Beitrag von wasteline - 29.08.11 - 20:05 Uhr
Einstellung von Schwerbehinderten:
Frage des Arbeitgebers nach der Schwerbehinderung bei Bewerbungen bisher in der Rechtsprechung des Bundesarbeitsgerichtes zulässig.
Gleichbehandlungsgesetz (AGG) Frage nach überwiegender Meinung unzulässig und darf, wenn sie trotzdem gestellt wird, folgenlos auch dann verneint werden, wenn formell die Schwerbehinderteneigenschaft festgestellt ist.
Wie muss ich in einem Bewerbungsgespräch antworten?
Wahrheitsgemäß antworten:
Bei akuter Erkrankung wenn diese die Arbeitsfähigkeit beeinflusst.
Schummeln dürfen sie:
Wenn ihre Erkrankung keinen Einfluss auf die Arbeitsleistung hat.

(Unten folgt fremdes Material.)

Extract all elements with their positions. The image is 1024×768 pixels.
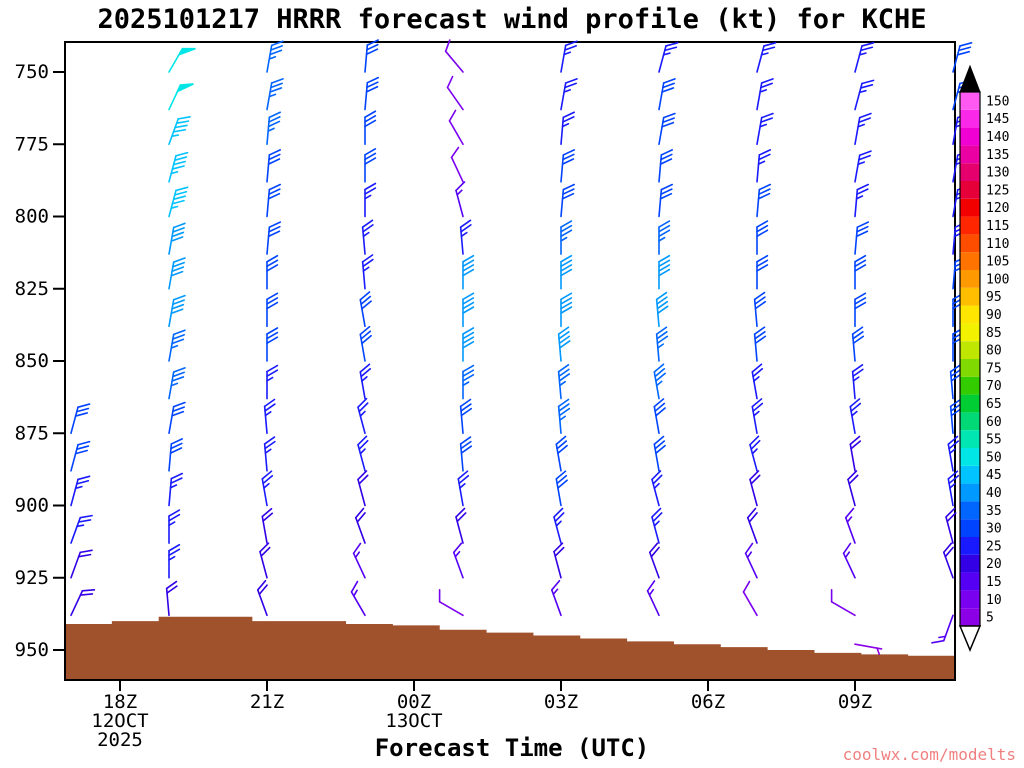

Quelle:http://www.rechtsanwaltskanzlei-leipzig.de/sozialrecht.html#10
Beitrag von kati543 - 30.08.11 - 10:09 Uhr
Hallo,
du musst es im Bewerbungsschreiben nicht angeben. Das solltest du sogar verschweigen, falls du irgendeine Chance haben willst
.
Falls du jedoch im Vorstellungsgespräch direkt gefragt wirst, ob du einen SBA hast, musst du wahrheitsgemäß antworten. Allerdings gibt es Ausnahmen. Z.B. darfst du es verschweigen, wenn deine Behinderung wirklich KEINERLEI Einfluß auf deinen Beruf hat und wenn du die Nachteilsausgleiche des SBA nicht nutzen willst. Wenn sich dann herausstellt, dass du den SBA beim Vorstellungsgespräch hattest und dass die Behinderung sich bemerkbar macht, kannst du fristlos gekündigt werden, wegen Falschaussage.